Two new bioluminescent Henlea from Siberia and lack of molecular support for Hepatogaster (Annelida, Clitellata, Enchytraeidae)

Abstract

Two bioluminescent enchytraeids, Henlea petushkovi sp. n. and Henlea rodionovae sp. n., are described from the Krasnoyarsk and Irkutsk regions in Eastern Siberia. These large potworms exhibit the typical light-production pattern reported repeatedly in the genus and recently elucidated by Russian researchers in its main biophysical and biochemical aspects. Morphology and DNA indicate that the two species are very closely related, but clearly divergent in the strength of the body wall (thick and opaque in H. petushkovi), structure of the prostomium (in H. rodionovae unprecedentedly wrinkled and mobile), brain shape (almost equilateral in H. petushkovi), size of coelomocytes (60–85 μm in H. petushkovi) and structure of intestinal diverticula (tulip-shaped in H. petushkovi, apple-shaped in H. rodionovae).

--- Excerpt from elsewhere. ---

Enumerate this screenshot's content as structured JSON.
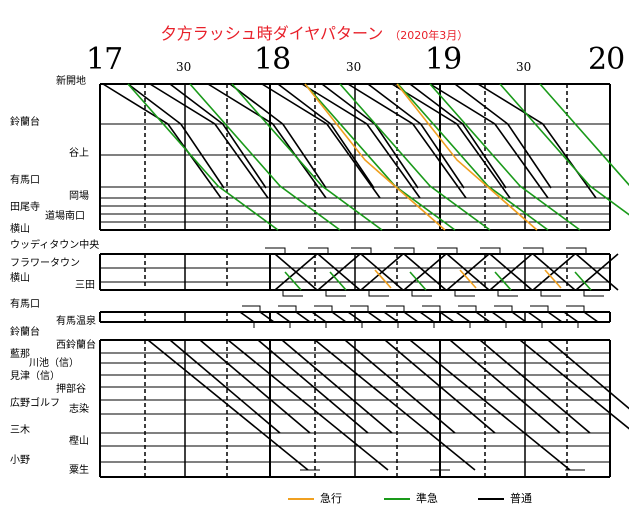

Limited hybridization seems to occur between them, supported by a single case of conflict between COI and morphology, and a few intermediate morphotypes were noted in greenhouse populations. The new species are phylogenetically distant from all known congeners so far DNA-barcoded, even those that, like them, respond to the diagnosis of the putative subgenus Hepatogaster Čejka, 1910 (multitubular gut diverticula in VIII, indented brain, dorsal blood vessel from IX, prominent spermathecal glands, and nephridia from 5/6). In fact, our phylogenetic analyses dismiss Hepatogaster as an artificial (polyphyletic) taxon. Issues related to the definition of H. nasuta (Eisen, 1878), H. ochracea (Eisen, 1878) and H. irkutensis Burov, 1929, three species originally described from Siberia, indicate that Henlea taxonomy is still in a state of flux, as regards not only species interrelationships but also species definitions.